Appellant complains of alleged misconduct of the trial judge, which he insists was prejudicial to his case. This contention is based upon the following proceedings: One Ephifanos, called as a witness on behalf of the defense, testified that when the trouble started a number of men were playing pool in a billiard room which he conducted. In describing the manner in which these persons left their game, he exclaimed: “My God, they flew out and ran and leave the cue, all six tables flew. I say, what is going on?”
“The Court: I don’t want you to use that language again in this court. Don’t use any profane language in this court.
“The Witness: Excuse me, I don’t mean—they gone out—
“The Court: Shut up, just a minute now. That seems to be the only thing that you can understand. Go ahead and tell your story, but don’t use any more profane language or you will get in jail.”
It is impossible to conceive how the rights of defendant could have been prejudiced by the -court telling the witness to shut up, or threatening him with a jail sentence for the use of the language in which he indulged. The degree of courtesy to be exercised by the court toward a witness is not *464a subject for judicial review, unless it clearly appears that defendant’s rights were prejudiced thereby (People v. Casselman, 10 Cal. App. 234, [101 Pac. 693]); hence the language used toward the witness is no concern of defendant.
It is claimed the court erred in refusing to give certain instructions requested by defendant. There is an absence of anything in the record showing that defendant requested the court to give any instructions; hence there is no merit in the contention. (People v.

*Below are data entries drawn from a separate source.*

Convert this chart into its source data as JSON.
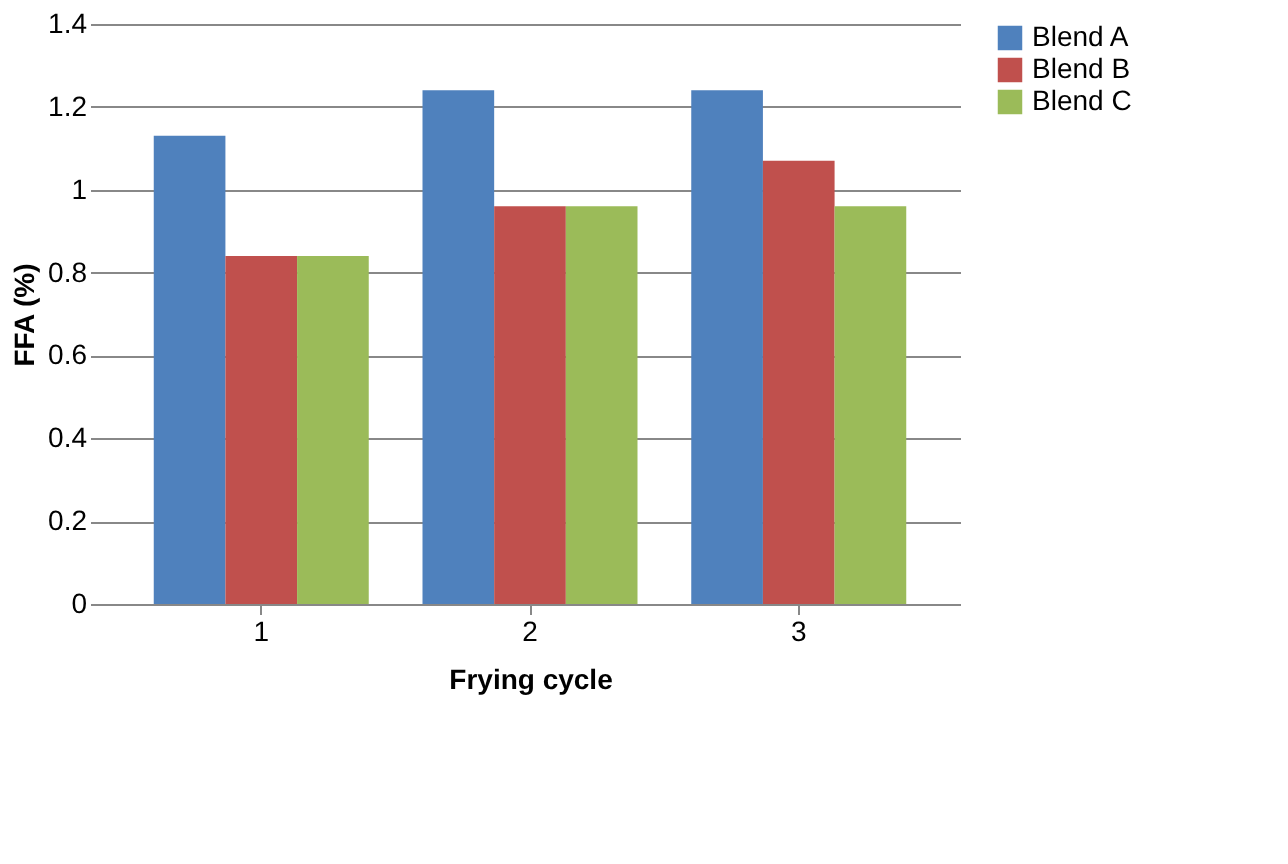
{
  "chart_data": {
    "type": "bar",
    "xlabel": "Frying cycle",
    "ylabel": "FFA (%)",
    "categories": [
      "1",
      "2",
      "3"
    ],
    "series": [
      {
        "name": "Blend A",
        "color": "#4f81bd",
        "values": [
          1.13,
          1.24,
          1.24
        ]
      },
      {
        "name": "Blend B",
        "color": "#c0504d",
        "values": [
          0.84,
          0.96,
          1.07
        ]
      },
      {
        "name": "Blend C",
        "color": "#9bbb59",
        "values": [
          0.84,
          0.96,
          0.96
        ]
      }
    ],
    "ylim": [
      0,
      1.4
    ],
    "yticks": [
      0,
      0.2,
      0.4,
      0.6,
      0.8,
      1,
      1.2,
      1.4
    ],
    "grid": "y",
    "legend": "right"
  }
}
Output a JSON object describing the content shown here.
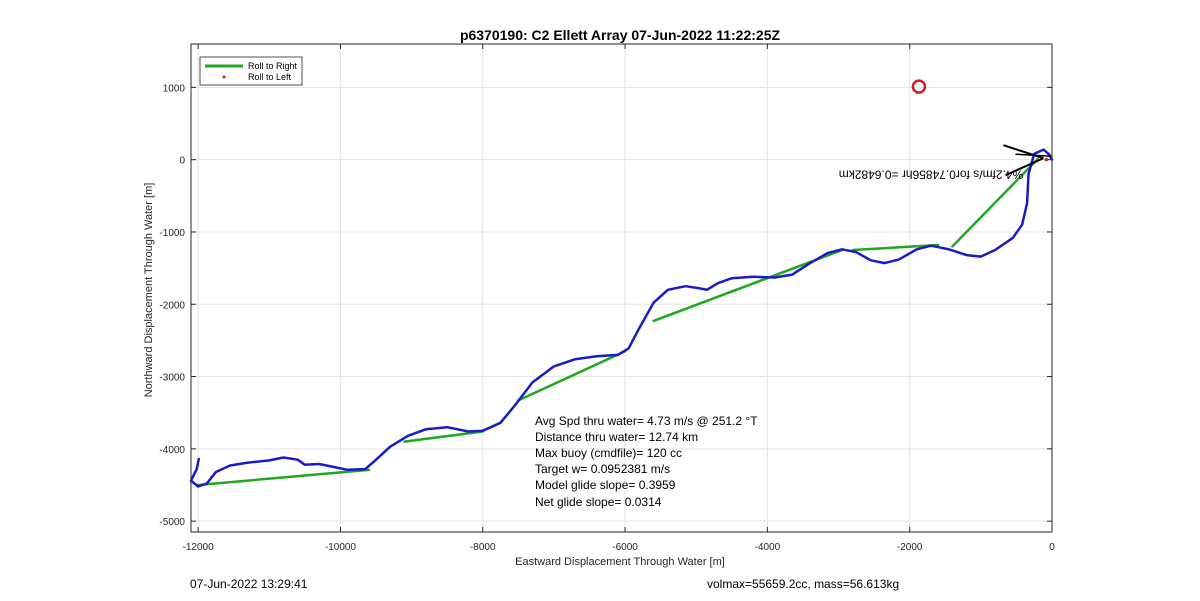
{
  "chart_data": {
    "type": "line",
    "title": "p6370190: C2 Ellett Array 07-Jun-2022 11:22:25Z",
    "xlabel": "Eastward Displacement Through Water [m]",
    "ylabel": "Northward Displacement Through Water [m]",
    "xlim": [
      -12100,
      0
    ],
    "ylim": [
      -5150,
      1600
    ],
    "xticks": [
      -12000,
      -10000,
      -8000,
      -6000,
      -4000,
      -2000,
      0
    ],
    "yticks": [
      -5000,
      -4000,
      -3000,
      -2000,
      -1000,
      0,
      1000
    ],
    "grid": true,
    "legend": {
      "placement": "top-left",
      "entries": [
        "Roll to Right",
        "Roll to Left"
      ]
    },
    "series": [
      {
        "name": "Roll to Right",
        "color": "#1fa81f",
        "segments": [
          [
            [
              -12000,
              -4500
            ],
            [
              -9600,
              -4290
            ]
          ],
          [
            [
              -9100,
              -3900
            ],
            [
              -8000,
              -3760
            ]
          ],
          [
            [
              -7500,
              -3330
            ],
            [
              -6000,
              -2650
            ]
          ],
          [
            [
              -5600,
              -2230
            ],
            [
              -2950,
              -1250
            ]
          ],
          [
            [
              -2800,
              -1250
            ],
            [
              -1600,
              -1180
            ]
          ],
          [
            [
              -1400,
              -1200
            ],
            [
              -200,
              10
            ]
          ]
        ]
      },
      {
        "name": "Roll to Left",
        "color": "#d62020",
        "points": [
          [
            -80,
            0
          ]
        ]
      },
      {
        "name": "track",
        "color": "#1a1ac8",
        "points": [
          [
            -11990,
            -4140
          ],
          [
            -12020,
            -4280
          ],
          [
            -12100,
            -4440
          ],
          [
            -12000,
            -4520
          ],
          [
            -11880,
            -4480
          ],
          [
            -11750,
            -4320
          ],
          [
            -11550,
            -4230
          ],
          [
            -11300,
            -4190
          ],
          [
            -11000,
            -4160
          ],
          [
            -10800,
            -4120
          ],
          [
            -10600,
            -4150
          ],
          [
            -10500,
            -4220
          ],
          [
            -10300,
            -4210
          ],
          [
            -10100,
            -4250
          ],
          [
            -9900,
            -4290
          ],
          [
            -9650,
            -4280
          ],
          [
            -9500,
            -4150
          ],
          [
            -9300,
            -3970
          ],
          [
            -9050,
            -3820
          ],
          [
            -8800,
            -3730
          ],
          [
            -8500,
            -3700
          ],
          [
            -8200,
            -3760
          ],
          [
            -8000,
            -3750
          ],
          [
            -7750,
            -3640
          ],
          [
            -7550,
            -3400
          ],
          [
            -7300,
            -3080
          ],
          [
            -7000,
            -2860
          ],
          [
            -6700,
            -2760
          ],
          [
            -6400,
            -2720
          ],
          [
            -6100,
            -2700
          ],
          [
            -5950,
            -2610
          ],
          [
            -5800,
            -2330
          ],
          [
            -5600,
            -1980
          ],
          [
            -5400,
            -1800
          ],
          [
            -5150,
            -1750
          ],
          [
            -4950,
            -1780
          ],
          [
            -4850,
            -1800
          ],
          [
            -4700,
            -1710
          ],
          [
            -4500,
            -1640
          ],
          [
            -4200,
            -1620
          ],
          [
            -3900,
            -1630
          ],
          [
            -3650,
            -1590
          ],
          [
            -3400,
            -1430
          ],
          [
            -3150,
            -1290
          ],
          [
            -2950,
            -1240
          ],
          [
            -2750,
            -1280
          ],
          [
            -2550,
            -1390
          ],
          [
            -2350,
            -1430
          ],
          [
            -2150,
            -1380
          ],
          [
            -1900,
            -1240
          ],
          [
            -1700,
            -1190
          ],
          [
            -1450,
            -1240
          ],
          [
            -1200,
            -1320
          ],
          [
            -1000,
            -1340
          ],
          [
            -800,
            -1250
          ],
          [
            -550,
            -1080
          ],
          [
            -420,
            -900
          ],
          [
            -350,
            -600
          ],
          [
            -330,
            -200
          ],
          [
            -250,
            80
          ],
          [
            -120,
            140
          ],
          [
            -40,
            70
          ],
          [
            0,
            0
          ]
        ]
      }
    ],
    "marker": {
      "shape": "circle",
      "color": "#cc1f1f",
      "x": -1870,
      "y": 1010
    },
    "annotation_mirrored": "%4.2fm/s for0.74856hr =0.6482km",
    "stats": [
      "Avg Spd thru water=  4.73 m/s @ 251.2 °T",
      "Distance thru water= 12.74 km",
      "Max buoy (cmdfile)= 120 cc",
      "Target w= 0.0952381 m/s",
      "Model glide slope= 0.3959",
      "Net glide slope= 0.0314"
    ]
  },
  "footer": {
    "left": "07-Jun-2022 13:29:41",
    "right": "volmax=55659.2cc, mass=56.613kg"
  }
}
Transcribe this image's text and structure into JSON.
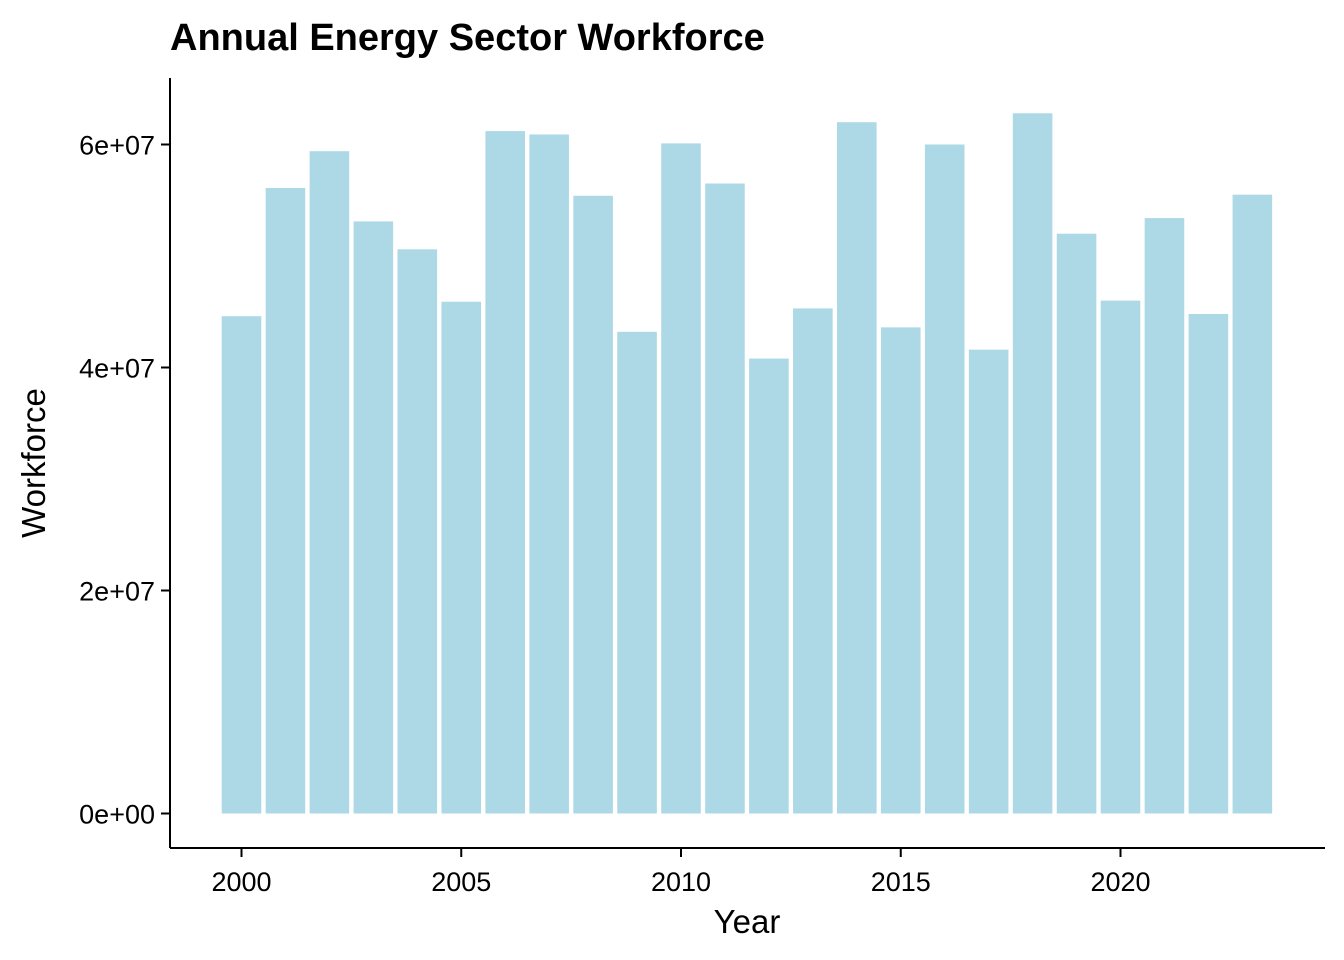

Hettick, 126 Cal. 429, [58 Pac. 918].)
Counsel for appellant has made excerpts from the instructions given, which, thus isolated, he claims were erroneous statements of law. Instructions must be considered as a whole, each part thereof in connection with the other,, and as applied to the subject matter thereof. Thus considered, the instructions given, covering upwards of twenty pages of the record, constitute a full, fair, and correct exposition of the law applicable to the facts established by the evidence. Our attention is directed to other alleged errors in rulings upon the admissibility of evidence offered. They are trivial in nature and, conceding such rulings to have been error, it is apparent that upon this record defendant could not have been prejudiced thereby.
We find no prejudicial error disclosed by the record, and the judgment and order denying defendant’s motion for a new trial are affirmed.
Conrey, P. J., and James, J., concurred.